While the rebellion failed, Mr Sunak suffered his biggest revolt since becoming PM, as around 60 backed changes to toughen up the legislation.

Kelvin MacKenzie, the former editor of The Sun, posted a lengthy analysis of the immigration poll on X, formerly known as Twitter, as he explained why Tories trust Mr Farage’s “instinct on the issue” compared to other political figures.

McKenzie highlighted the case of Khairi Saadalla, a terrorist who murdered three men in a Reading park in 2020.

The case has been in the news again this week after the opening of an inquest into the murders.

He wrote: “Under [Farage’s] watch I don’t believe a piece of filth called Khairi Saadallah would have been allowed to spend years in our country.

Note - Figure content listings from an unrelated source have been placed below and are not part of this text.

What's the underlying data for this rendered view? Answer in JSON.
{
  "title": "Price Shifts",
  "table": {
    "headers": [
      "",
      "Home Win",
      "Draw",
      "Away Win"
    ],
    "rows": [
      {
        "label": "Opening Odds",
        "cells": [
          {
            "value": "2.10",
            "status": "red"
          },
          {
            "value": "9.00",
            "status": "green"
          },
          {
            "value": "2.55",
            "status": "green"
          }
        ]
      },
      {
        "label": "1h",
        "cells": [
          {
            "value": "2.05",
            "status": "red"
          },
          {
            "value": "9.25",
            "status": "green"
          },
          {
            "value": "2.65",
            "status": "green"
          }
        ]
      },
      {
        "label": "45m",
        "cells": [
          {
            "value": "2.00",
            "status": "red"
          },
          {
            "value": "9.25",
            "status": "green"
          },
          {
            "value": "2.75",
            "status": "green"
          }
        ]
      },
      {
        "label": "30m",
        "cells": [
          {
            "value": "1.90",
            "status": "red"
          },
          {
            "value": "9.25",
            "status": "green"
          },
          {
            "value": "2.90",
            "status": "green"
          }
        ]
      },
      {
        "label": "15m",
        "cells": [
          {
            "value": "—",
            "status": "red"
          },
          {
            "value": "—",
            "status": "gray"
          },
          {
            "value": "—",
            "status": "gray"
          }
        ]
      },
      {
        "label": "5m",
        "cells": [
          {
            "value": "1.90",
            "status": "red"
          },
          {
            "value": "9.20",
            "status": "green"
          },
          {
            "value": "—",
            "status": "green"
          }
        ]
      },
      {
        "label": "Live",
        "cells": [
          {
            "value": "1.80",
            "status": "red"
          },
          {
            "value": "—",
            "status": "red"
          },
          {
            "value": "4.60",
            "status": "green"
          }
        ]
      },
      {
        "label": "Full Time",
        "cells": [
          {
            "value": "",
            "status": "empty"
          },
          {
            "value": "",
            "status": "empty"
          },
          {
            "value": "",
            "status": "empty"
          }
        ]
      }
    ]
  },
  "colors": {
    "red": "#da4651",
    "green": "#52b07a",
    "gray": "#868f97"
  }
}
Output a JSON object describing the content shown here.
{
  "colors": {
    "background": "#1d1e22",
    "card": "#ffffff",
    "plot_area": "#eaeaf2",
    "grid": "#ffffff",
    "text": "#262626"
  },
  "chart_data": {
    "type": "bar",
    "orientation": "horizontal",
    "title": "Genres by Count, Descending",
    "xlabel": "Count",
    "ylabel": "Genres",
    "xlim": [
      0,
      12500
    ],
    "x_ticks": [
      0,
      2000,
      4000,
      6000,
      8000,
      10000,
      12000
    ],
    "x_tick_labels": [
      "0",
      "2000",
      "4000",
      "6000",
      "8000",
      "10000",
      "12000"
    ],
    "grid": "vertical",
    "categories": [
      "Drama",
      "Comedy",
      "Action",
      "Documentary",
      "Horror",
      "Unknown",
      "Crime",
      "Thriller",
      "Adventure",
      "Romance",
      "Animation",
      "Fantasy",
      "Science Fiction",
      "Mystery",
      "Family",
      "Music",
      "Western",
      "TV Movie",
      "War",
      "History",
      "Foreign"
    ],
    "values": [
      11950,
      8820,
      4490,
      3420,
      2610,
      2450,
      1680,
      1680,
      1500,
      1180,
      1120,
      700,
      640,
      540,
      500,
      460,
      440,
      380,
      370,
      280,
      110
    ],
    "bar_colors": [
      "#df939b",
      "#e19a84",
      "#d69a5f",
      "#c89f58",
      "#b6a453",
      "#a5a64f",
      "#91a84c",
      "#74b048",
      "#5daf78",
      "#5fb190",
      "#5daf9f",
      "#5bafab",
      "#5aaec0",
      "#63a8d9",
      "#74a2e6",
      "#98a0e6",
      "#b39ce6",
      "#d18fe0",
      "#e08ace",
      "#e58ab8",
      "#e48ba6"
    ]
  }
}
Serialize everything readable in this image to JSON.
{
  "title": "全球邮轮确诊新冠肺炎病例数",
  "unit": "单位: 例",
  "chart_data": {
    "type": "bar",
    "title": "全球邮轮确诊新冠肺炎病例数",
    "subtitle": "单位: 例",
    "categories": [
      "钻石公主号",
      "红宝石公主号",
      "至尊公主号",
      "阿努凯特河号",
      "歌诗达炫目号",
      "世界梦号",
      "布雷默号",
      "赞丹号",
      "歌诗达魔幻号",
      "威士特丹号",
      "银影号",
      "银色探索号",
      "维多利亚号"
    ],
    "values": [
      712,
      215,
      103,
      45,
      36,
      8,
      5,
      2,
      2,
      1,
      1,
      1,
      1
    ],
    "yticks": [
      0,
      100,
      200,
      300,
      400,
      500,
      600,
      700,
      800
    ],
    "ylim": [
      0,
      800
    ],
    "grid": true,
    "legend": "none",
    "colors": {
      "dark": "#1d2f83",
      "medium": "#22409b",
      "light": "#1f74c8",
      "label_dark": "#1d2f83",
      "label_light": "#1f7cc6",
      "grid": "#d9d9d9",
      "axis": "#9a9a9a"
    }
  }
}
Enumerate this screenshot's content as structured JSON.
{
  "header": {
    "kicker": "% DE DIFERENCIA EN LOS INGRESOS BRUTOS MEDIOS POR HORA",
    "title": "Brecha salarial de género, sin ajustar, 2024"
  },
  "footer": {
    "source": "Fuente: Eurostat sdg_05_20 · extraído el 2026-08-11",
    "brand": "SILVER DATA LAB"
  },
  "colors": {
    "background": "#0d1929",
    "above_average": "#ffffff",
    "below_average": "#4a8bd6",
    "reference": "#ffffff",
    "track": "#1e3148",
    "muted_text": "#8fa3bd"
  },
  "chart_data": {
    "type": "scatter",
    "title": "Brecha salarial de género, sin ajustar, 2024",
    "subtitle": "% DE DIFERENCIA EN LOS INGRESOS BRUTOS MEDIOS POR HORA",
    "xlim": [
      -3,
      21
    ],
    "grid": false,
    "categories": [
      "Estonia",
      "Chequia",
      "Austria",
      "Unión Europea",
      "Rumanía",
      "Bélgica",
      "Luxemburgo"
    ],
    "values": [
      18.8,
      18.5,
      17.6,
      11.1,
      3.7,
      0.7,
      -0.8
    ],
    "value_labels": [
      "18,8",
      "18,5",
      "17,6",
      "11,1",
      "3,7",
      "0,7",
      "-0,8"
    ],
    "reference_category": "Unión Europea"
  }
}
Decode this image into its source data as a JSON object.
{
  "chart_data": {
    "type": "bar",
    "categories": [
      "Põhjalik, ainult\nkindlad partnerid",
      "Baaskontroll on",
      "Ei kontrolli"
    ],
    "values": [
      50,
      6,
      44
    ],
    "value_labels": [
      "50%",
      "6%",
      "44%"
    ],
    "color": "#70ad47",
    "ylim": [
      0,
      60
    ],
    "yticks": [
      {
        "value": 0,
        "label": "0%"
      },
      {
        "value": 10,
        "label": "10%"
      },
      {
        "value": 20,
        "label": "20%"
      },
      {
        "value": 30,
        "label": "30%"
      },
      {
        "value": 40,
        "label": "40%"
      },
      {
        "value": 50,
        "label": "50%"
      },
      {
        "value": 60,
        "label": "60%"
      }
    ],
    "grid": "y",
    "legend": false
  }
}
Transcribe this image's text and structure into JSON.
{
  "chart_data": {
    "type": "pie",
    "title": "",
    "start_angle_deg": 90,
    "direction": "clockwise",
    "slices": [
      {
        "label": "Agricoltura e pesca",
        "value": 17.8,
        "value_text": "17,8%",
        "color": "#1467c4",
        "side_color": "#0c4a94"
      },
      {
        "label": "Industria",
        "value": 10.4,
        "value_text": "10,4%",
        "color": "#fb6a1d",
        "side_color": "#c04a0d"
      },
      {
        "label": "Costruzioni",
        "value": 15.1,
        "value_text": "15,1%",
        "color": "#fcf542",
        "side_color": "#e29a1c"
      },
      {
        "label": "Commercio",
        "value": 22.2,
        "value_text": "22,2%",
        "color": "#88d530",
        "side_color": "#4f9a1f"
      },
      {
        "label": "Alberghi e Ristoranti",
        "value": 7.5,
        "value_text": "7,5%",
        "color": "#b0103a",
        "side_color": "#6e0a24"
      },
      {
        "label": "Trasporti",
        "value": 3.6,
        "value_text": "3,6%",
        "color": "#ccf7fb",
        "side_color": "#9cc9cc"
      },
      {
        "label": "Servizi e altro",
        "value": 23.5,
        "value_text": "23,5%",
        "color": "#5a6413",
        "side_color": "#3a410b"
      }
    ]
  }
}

“In fact under Farage he would never have been allowed to come here in the first place.”

He noted when Saadallah, who was given a whole-life jail term, arrived in 2013 from Libya he was already “a member of Ansar al-Sharia, the anti-Western death cult which had killed a US ambassador”.

The former newspaper editor continued: “As a Jihadist he had been trained to kill. There then followed years of violent behaviour, drugs, and convictions for assault. But he was never deported. Why?

“While in jail for the he spends time with a radical preacher. Fifteen days after leaving he goes to a park in Forbury Gardens, Reading, where three male friends are enjoying a summer evening.

“Shouting Allahu Akbar he murders all three by stabbing each of them just once in the neck.

“He had been trained to kill back in Libya.

“My question is how did a drug-taking, violent criminal with Jihardist background spend seven years here without somebody, anybody, saying we should kick him out?

“Apparently the Home Office thought Libya too dangerous for him.

“A park in Reading proved too dangerous for three friends.”

Mr McKenzie said that the stories like Saadallah are the reason why “Tories are so behind in the polls and why Farage has our confidence”.